Hi all,
I am trying to create an ExpressionSet from scRNAseq data so I can identify cell-type composition using the MuSiC Deconvolution method, however, the last line of the code gives an error like that:
Error in validObject(.Object) : invalid class “ExpressionSet” object: 1: sample numbers differ between assayData and phenoData invalid class “ExpressionSet” object: 2: sampleNames differ between assayData and phenoData invalid class “ExpressionSet” object: 3: sample numbers differ between phenoData and protocolData invalid class “ExpressionSet” object: 4: sampleNames differ between phenoData and protocolData
I guess that it's due to adding single-cell ids in column X but I need to use them.
Meanwhile, the dim(subsetexpr) is 24190 x 4114 and dim(phenoData) is 4113 x 7.
And identical(colnames(subsetexpr), rownames(phenoData)) returns FALSE, which is an problem.
You can see my code below.
Appreciate all your suggestions. Thanks a lot!
# install devtools if necessary
# install.packages('devtools')
# install the MuSiC package
devtools::install_github('xuranw/MuSiC')
# load
library(MuSiC)
library(Biobase)
library(GEOquery)
# loading the count matrix of scRNAseq data
dataDirectory<- setwd("...")
exprsFile <- file.path(dataDirectory, "...count.txt")

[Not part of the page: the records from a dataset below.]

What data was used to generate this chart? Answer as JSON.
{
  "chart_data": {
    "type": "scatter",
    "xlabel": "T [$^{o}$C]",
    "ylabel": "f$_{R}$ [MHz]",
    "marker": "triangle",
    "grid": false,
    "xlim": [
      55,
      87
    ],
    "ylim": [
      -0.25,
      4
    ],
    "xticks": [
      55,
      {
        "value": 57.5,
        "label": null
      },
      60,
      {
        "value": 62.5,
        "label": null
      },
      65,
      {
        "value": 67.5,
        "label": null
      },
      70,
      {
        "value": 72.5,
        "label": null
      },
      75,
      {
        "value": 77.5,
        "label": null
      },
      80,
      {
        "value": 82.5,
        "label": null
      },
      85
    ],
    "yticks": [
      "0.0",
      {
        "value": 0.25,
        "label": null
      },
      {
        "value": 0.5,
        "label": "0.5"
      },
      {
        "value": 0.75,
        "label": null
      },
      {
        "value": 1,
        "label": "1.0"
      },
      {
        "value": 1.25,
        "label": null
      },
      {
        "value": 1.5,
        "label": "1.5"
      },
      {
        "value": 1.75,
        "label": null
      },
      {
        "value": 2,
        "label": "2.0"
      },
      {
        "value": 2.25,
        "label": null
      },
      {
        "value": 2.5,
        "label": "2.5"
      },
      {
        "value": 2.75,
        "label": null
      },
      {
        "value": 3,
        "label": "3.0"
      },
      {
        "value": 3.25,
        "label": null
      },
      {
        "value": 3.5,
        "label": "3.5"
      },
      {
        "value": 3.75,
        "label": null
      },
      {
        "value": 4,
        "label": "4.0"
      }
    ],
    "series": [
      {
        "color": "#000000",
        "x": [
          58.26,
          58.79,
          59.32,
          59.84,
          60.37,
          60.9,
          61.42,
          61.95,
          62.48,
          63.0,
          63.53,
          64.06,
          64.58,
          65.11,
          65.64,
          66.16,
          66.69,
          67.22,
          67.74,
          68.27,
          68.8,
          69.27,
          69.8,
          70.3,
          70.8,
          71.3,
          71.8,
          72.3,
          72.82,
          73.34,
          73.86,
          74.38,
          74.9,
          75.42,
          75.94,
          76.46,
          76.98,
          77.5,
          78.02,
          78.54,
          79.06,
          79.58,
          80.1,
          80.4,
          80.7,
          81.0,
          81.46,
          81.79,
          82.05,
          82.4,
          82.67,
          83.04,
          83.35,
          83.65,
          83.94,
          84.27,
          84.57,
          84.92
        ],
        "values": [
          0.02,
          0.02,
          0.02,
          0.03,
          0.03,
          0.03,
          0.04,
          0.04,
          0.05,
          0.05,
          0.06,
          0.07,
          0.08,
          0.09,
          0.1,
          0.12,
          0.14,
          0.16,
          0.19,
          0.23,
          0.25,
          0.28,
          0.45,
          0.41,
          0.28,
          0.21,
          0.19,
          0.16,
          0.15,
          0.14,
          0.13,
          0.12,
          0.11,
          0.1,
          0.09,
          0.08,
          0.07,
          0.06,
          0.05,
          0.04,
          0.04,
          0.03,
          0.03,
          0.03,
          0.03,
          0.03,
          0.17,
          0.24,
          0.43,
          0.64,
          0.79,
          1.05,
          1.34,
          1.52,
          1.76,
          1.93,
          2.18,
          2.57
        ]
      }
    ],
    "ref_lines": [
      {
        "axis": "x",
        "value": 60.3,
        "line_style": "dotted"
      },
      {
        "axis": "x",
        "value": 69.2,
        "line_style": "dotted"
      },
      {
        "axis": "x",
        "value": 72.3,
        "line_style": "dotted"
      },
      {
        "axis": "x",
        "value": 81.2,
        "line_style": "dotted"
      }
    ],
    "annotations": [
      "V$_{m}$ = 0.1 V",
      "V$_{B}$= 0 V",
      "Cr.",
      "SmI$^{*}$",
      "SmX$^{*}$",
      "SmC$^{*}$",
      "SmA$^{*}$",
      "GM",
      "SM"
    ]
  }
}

exprs <- as.matrix(read.table(exprsFile, header=TRUE, sep="\t"))
# creating the phenotypic data file
pDataFile <- file.path(dataDirectory, "...CellInfo.txt")
pData <- read.table(pDataFile, header=TRUE, sep="\t")
head(pData)
# subsetting between colnames(exprs) and pData$X
i<-which(colnames(exprs) %in% pData$X) # X col contains singel cell ids
length(i)
subsetexpr<-exprs[,i]
exprs[1:5,1:5]
subsetexpr[1:5,1:5]
subsetexpr<-cbind(exprs[,1],subsetexpr)
subsetexpr[1:5,1:5]
# creating a data frame containing meta-data
metadata <- data.frame(labelDescription=c('cell id', 'number of genes', 'number of UMI',
'origin identity', 'percent mito', 'cell type',
'clusters'),
row.names=c('X', 'nGene', 'nUMI', 'origin.ident', 'percent.mito',
'cell_type', 'subcluster'))
phenoData <- new("AnnotatedDataFrame", data=pData, varMetadata=metadata) #4113 x 7
# assemblying all into an ExpressionSet
assemb.expSet <- ExpressionSet(assayData=subsetexpr, phenoData=phenoData)
Many thanks, James! I will check it out.